The broader effect of an eight-year Democratic presidency was to establish a bulwark of lower court precedent in favor of liberal causes. Obama appointees played pivotal roles in the 4th Circuit striking down North Carolina’s voter identification law as intentionally discriminatory and ruling in favor of a transgender teenager seeking access to the boy’s bathroom, as well as the 9th Circuit ruling earlier this year against President Trump’s travel ban.

“Federal courts of appeal are the fundamental judicial lawmakers in this country,” says Professor Hutchinson.

The Supreme Court’s 2015 ruling affirming the constitutionality of same-sex marriage, for example, was a fait accompli, he says, “because it had been decided so many times in lower federal courts.”

But with Trump now in office, and backed by a GOP-controlled Senate, the lower courts could be poised to swing back to the right. In fact, combining vacancies with possible retirements, Trump could appoint more federal judges than any first-term president in 40 years, The New York Times reported.

More 'radical' nominations?

The question of future high court vacancies also looms large.

“Do away with the nuclear option now and the president simply has no incentive to appoint someone who is mainstream – as I believe Neil Gorsuch is,” says Professor Hutchinson.

Instead, a Republican president may nominate someone like Judge William Pryor from the 11th Circuit Court of Appeals, who was reportedly passed over in favor of Gorsuch in part because of his outspoken opposition to Roe v. Wade, the 1973 decision legalizing abortion, says Christopher Banks, a political scientist at Kent State University.

"He would be one of more ‘radical’ nominations that would easily go past the Senate and not get any confirmation from the other side at all, or any attempt to reconcile it," he says.

But it goes both ways, Professor Banks adds. "At some point this will come back as political times change, as they invariably do … Democrats are always going to remember what’s gone on here."

'One of the biggest decisions a president makes'

The gravity of the high court could make it tougher to shift its ideological bent too severely, some historians believe.

“I think it’s easy to overstate the degree to which a president would be unconstrained in vacancy fights,” says Tom Donnelly, a senior fellow at the National Constitution Center.

The potential for a strong negative public reaction could deter a president from that kind of nomination, and so could opposition within his own party.

“It’s one of biggest decisions a president makes, one of most memorable ones, and one people are thinking about in the voting booth,” says Mr. Donnelly. There also could be a “critical mass of moderate senators who are deciding votes who could constrain who a president puts forward.”

Much will also now depend on the individual presidents and nominees. A president could still desire bipartisan support for his nominee even if it’s not required, while history has shown that it can be difficult to predict how a justice will rule after they’re confirmed. David Souter, a George H.W. Bush appointee, often sided with the court’s liberal wing, while Justice Anthony Kennedy, a Ronald Reagan appointee, is the court’s most consistently moderate justice.

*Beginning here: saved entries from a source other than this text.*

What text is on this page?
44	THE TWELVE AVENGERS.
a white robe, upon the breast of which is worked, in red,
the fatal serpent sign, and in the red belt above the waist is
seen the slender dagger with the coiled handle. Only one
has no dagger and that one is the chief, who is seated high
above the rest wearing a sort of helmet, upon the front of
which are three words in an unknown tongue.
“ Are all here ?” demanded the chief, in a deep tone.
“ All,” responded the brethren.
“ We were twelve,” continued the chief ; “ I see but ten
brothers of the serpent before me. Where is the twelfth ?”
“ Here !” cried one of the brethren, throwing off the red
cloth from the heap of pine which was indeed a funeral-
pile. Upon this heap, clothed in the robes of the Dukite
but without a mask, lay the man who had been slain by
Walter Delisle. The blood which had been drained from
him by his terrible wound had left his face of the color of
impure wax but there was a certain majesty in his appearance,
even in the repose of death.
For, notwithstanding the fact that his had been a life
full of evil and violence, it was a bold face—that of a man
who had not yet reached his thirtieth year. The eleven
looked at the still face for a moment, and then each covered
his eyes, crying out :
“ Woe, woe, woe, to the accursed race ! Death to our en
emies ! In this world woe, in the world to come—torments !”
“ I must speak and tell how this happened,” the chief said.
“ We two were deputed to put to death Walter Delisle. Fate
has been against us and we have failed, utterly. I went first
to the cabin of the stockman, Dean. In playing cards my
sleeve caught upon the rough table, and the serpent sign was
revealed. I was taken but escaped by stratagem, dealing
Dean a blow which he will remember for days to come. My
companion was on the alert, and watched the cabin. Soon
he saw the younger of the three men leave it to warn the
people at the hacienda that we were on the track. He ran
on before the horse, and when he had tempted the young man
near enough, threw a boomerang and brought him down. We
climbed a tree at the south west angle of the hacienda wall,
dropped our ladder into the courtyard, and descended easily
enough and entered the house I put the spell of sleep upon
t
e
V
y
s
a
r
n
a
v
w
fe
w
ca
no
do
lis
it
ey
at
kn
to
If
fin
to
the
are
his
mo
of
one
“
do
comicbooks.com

And there is the possibility that, for the individual justices, the reputation of the court as being a neutral arbiter of the law above the political fray will be more important to them than their personal ideologies.

“There is the danger that the public will in the future perceive the court as simply just another political institution, and for many of the justices – including [Chief Justice John Roberts], who jealously guards the reputation of the court – I would imagine that would be something of concern to them,” says Donnelly.

“I think, and hope, that for the public, [the court] can live up to the ideal of being a nonpolitical, well-functioning institution, an institution that’s above politics,” he adds.